Baltimore: At City Hall this fall, talk was of Flamingogate
At the center of Baltimore's Flamingogate was a multistory pink flamingo made of chicken wire and bed sheets.
Stephanie Hanes
It was a standard municipal spat, Baltimore-style. It had angry First Amendment advocates and irritated small-business owners, bewildered city bureaucrats and fatigued politicians, and dozens of protesters – many wearing oversized glasses and beehive hairdos – who covered the lawn of Baltimore’s city hall with plastic pink flamingos.
Flamingogate, so-dubbed by City Hall, became the talk of the town here this fall.
At the center of it all, perhaps not surprisingly given the name, was a bird. A fake bird, in fact. A multistory pink flamingo made of chicken wire and bed sheets that had long graced the outside of Cafe Hon, a restaurant in the city’s quirky Hampden neighborhood.
Now, as background, this restaurant is a proclaimed monument to John Waters-style Baltimore kitsch. (“Hon,” for the uninitiated, being the ubiquitous sentence suffix in some parts of this city.

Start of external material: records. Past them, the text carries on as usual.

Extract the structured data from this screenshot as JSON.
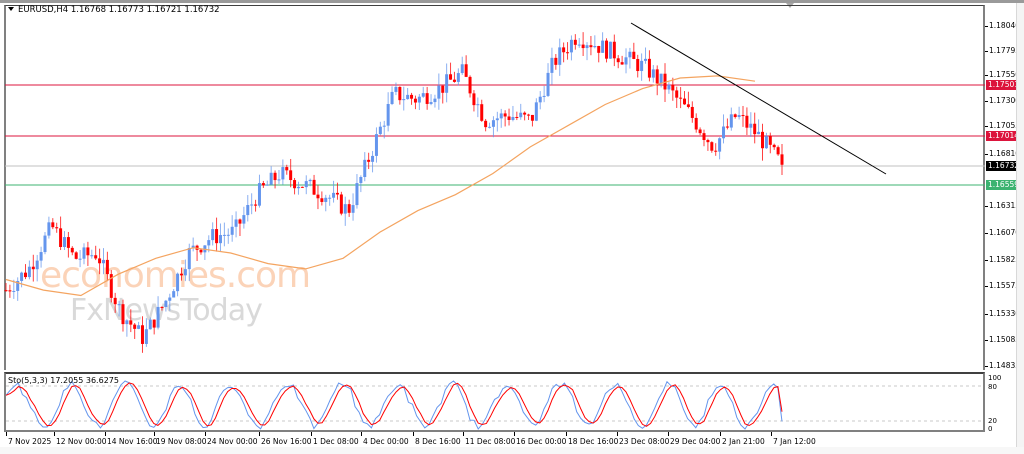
{
  "window": {
    "symbol": "EURUSD",
    "timeframe": "H4",
    "title": "EURUSD,H4  1.16768 1.16773 1.16721 1.16732",
    "ohlc": {
      "open": "1.16768",
      "high": "1.16773",
      "low": "1.16721",
      "close": "1.16732"
    }
  },
  "indicator": {
    "title": "Sto(5,3,3) 17.2055 36.6275",
    "name": "Sto(5,3,3)",
    "main_value": "17.2055",
    "signal_value": "36.6275",
    "levels": [
      "100",
      "80",
      "20",
      "0"
    ]
  },
  "watermark": {
    "line1": "economies.com",
    "line2": "FxNewsToday"
  },
  "price_axis": {
    "labels": [
      "1.18040",
      "1.17795",
      "1.17550",
      "1.17300",
      "1.17055",
      "1.16810",
      "1.16315",
      "1.16070",
      "1.15825",
      "1.15575",
      "1.15330",
      "1.15085",
      "1.14835"
    ]
  },
  "price_tags": {
    "resistance_upper": "1.17501",
    "resistance_lower": "1.17014",
    "current_price": "1.16732",
    "support": "1.16559"
  },
  "time_axis": {
    "labels": [
      "7 Nov 2025",
      "12 Nov 00:00",
      "14 Nov 16:00",
      "19 Nov 08:00",
      "24 Nov 00:00",
      "26 Nov 16:00",
      "1 Dec 08:00",
      "4 Dec 00:00",
      "8 Dec 16:00",
      "11 Dec 08:00",
      "16 Dec 00:00",
      "18 Dec 16:00",
      "23 Dec 08:00",
      "29 Dec 04:00",
      "2 Jan 21:00",
      "7 Jan 12:00"
    ]
  },
  "colors": {
    "bull_candle": "#6495ED",
    "bear_candle": "#FF0000",
    "resistance_line": "#DC143C",
    "support_line": "#3CB371",
    "current_price_line": "#C0C0C0",
    "moving_average": "#F4A460",
    "trendline": "#000000",
    "stoch_main": "#6495ED",
    "stoch_signal": "#FF0000",
    "watermark_orange": "#FBD3B8",
    "watermark_gray": "#D9D9D9"
  },
  "chart_data": {
    "type": "candlestick",
    "title": "EURUSD,H4",
    "xlabel": "",
    "ylabel": "",
    "ylim": [
      1.1475,
      1.1815
    ],
    "grid": false,
    "x_ticks": [
      "7 Nov 2025",
      "12 Nov 00:00",
      "14 Nov 16:00",
      "19 Nov 08:00",
      "24 Nov 00:00",
      "26 Nov 16:00",
      "1 Dec 08:00",
      "4 Dec 00:00",
      "8 Dec 16:00",
      "11 Dec 08:00",
      "16 Dec 00:00",
      "18 Dec 16:00",
      "23 Dec 08:00",
      "29 Dec 04:00",
      "2 Jan 21:00",
      "7 Jan 12:00"
    ],
    "y_ticks": [
      1.1804,
      1.17795,
      1.1755,
      1.173,
      1.17055,
      1.1681,
      1.16315,
      1.1607,
      1.15825,
      1.15575,
      1.1533,
      1.15085,
      1.14835
    ],
    "horizontal_lines": [
      {
        "name": "resistance 1",
        "value": 1.17501,
        "color": "#DC143C"
      },
      {
        "name": "resistance 2",
        "value": 1.17014,
        "color": "#DC143C"
      },
      {
        "name": "current price",
        "value": 1.16732,
        "color": "#C0C0C0"
      },
      {
        "name": "support",
        "value": 1.16559,
        "color": "#3CB371"
      }
    ],
    "trendline": {
      "from": {
        "date": "23 Dec 08:00",
        "price": 1.1808
      },
      "to": {
        "date": "after 7 Jan 12:00",
        "price": 1.1665
      },
      "color": "#000000"
    },
    "approx_close_path": {
      "dates": [
        "7 Nov",
        "10 Nov",
        "12 Nov",
        "14 Nov",
        "17 Nov",
        "19 Nov",
        "21 Nov",
        "24 Nov",
        "26 Nov",
        "28 Nov",
        "1 Dec",
        "3 Dec",
        "4 Dec",
        "5 Dec",
        "8 Dec",
        "9 Dec",
        "10 Dec",
        "11 Dec",
        "12 Dec",
        "15 Dec",
        "16 Dec",
        "17 Dec",
        "18 Dec",
        "19 Dec",
        "22 Dec",
        "23 Dec",
        "24 Dec",
        "26 Dec",
        "29 Dec",
        "30 Dec",
        "31 Dec",
        "2 Jan",
        "5 Jan",
        "6 Jan",
        "7 Jan"
      ],
      "close": [
        1.1555,
        1.1575,
        1.1615,
        1.1585,
        1.159,
        1.1535,
        1.151,
        1.1545,
        1.159,
        1.1605,
        1.161,
        1.1645,
        1.1665,
        1.1655,
        1.1645,
        1.163,
        1.1685,
        1.174,
        1.1735,
        1.1745,
        1.176,
        1.1715,
        1.172,
        1.1715,
        1.177,
        1.1795,
        1.1785,
        1.1775,
        1.1765,
        1.1745,
        1.172,
        1.169,
        1.172,
        1.17,
        1.1673
      ]
    },
    "series": [
      {
        "name": "EURUSD H4 price",
        "type": "candlestick"
      },
      {
        "name": "Moving Average",
        "type": "line",
        "color": "#F4A460",
        "approx_values": [
          1.1565,
          1.1555,
          1.155,
          1.157,
          1.1585,
          1.1595,
          1.159,
          1.158,
          1.1575,
          1.1585,
          1.161,
          1.163,
          1.1645,
          1.1665,
          1.169,
          1.171,
          1.173,
          1.1745,
          1.1755,
          1.1757,
          1.1752
        ]
      }
    ],
    "indicator_panel": {
      "type": "line",
      "title": "Sto(5,3,3) 17.2055 36.6275",
      "ylim": [
        0,
        100
      ],
      "levels": [
        20,
        80
      ],
      "series": [
        {
          "name": "%K",
          "color": "#6495ED",
          "last": 17.2055
        },
        {
          "name": "%D",
          "color": "#FF0000",
          "last": 36.6275
        }
      ]
    }
  }
}
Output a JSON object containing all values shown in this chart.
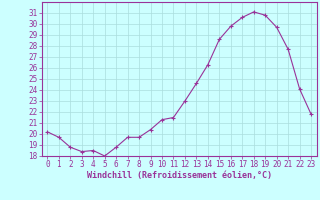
{
  "x": [
    0,
    1,
    2,
    3,
    4,
    5,
    6,
    7,
    8,
    9,
    10,
    11,
    12,
    13,
    14,
    15,
    16,
    17,
    18,
    19,
    20,
    21,
    22,
    23
  ],
  "y": [
    20.2,
    19.7,
    18.8,
    18.4,
    18.5,
    18.0,
    18.8,
    19.7,
    19.7,
    20.4,
    21.3,
    21.5,
    23.0,
    24.6,
    26.3,
    28.6,
    29.8,
    30.6,
    31.1,
    30.8,
    29.7,
    27.7,
    24.1,
    21.8
  ],
  "ylim": [
    18,
    32
  ],
  "yticks": [
    18,
    19,
    20,
    21,
    22,
    23,
    24,
    25,
    26,
    27,
    28,
    29,
    30,
    31
  ],
  "xlim": [
    -0.5,
    23.5
  ],
  "xticks": [
    0,
    1,
    2,
    3,
    4,
    5,
    6,
    7,
    8,
    9,
    10,
    11,
    12,
    13,
    14,
    15,
    16,
    17,
    18,
    19,
    20,
    21,
    22,
    23
  ],
  "line_color": "#993399",
  "marker": "+",
  "bg_color": "#ccffff",
  "grid_color": "#aadddd",
  "xlabel": "Windchill (Refroidissement éolien,°C)",
  "xlabel_color": "#993399",
  "tick_color": "#993399",
  "figsize": [
    3.2,
    2.0
  ],
  "dpi": 100
}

As in “Howya doin’, hon?” Or, “J’eet yet, hon?”). And while some locals grumble that owner Denise Whiting has yuppified their style, she is still widely regarded as the city’s queen of camp.
The controversy started when Whiting received notice from the city that she would have to pay a $1,300 fee, plus $800 every year, to keep the flamingo in its perch – a sort of penalty for the bird taking up public space. Unwilling to pay this new expense, she started dismantling the creature.
But public outcry ensued. For a city that prides itself on quirk – and on being the capital of self-proclaimed Birdland (lukewarm thanks here to Orioles baseball and Ravens football) – many saw the newly required permit as downright hostile.
Protesters organized. They started a “Give Baltimore the Bird” group on Facebook and a “Flock to City Hall” protest. The police commissioner voiced his support for the flamingo. So did the mayor. Local media followed the events relentlessly. And eventually, Mayor Sheila Dixon and Ms. Whiting appeared together on a radio show and hammered out a compromise.
The fees were lowered; the bird – or a new fiberglass version of it – would be reinstated. And Baltimore breathed a sigh of relief.